In Reckitt’s recent article, The impact of climate change on health, ten recommendations have been developed for world leaders, led by WHO One Health Framework. It is an “integrated and unifying approach to balancing and optimizing the health of people, animals and the environment,” according to the official WHO website.

Key recommendations include integrating population health financing into the United Nations Framework Convention on Climate Change, quantifying the health co-benefits of proposed environmental investments, and increasing the overall importance climate considerations in health security priorities.

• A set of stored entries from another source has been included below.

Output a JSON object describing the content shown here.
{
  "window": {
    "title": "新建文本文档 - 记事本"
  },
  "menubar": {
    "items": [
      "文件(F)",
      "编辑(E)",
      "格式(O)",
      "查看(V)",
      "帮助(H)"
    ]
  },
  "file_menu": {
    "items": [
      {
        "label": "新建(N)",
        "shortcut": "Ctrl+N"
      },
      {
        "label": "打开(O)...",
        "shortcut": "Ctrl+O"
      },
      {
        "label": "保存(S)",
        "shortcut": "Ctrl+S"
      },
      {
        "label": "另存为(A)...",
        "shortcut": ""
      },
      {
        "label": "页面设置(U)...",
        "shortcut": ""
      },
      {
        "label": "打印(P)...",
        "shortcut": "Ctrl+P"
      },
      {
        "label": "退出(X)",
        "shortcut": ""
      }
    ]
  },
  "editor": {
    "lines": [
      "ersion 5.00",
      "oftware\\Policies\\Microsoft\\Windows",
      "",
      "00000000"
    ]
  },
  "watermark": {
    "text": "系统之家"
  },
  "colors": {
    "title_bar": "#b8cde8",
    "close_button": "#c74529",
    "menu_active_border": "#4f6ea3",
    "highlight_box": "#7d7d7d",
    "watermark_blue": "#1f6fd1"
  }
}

On an individual level, Lee recommended that people start learning to “use heat like a friend.” This could include using increased ambient temperature to supplement training efficiency by exercising in the sun for 45 minutes instead of an hour. As part of climate adaptation, researchers are also beginning to look at ways in which heat can have health benefits, such as improved liver function, skin health, or psychological health, Lee said.

“Climate change mitigation will sort us out one day, but we only have one life and we still have to survive before future solutions take effect. So while we buy time to learn from the past so to prepare for the future, we have to make sure we don’t cut and paste solutions,” Lee said.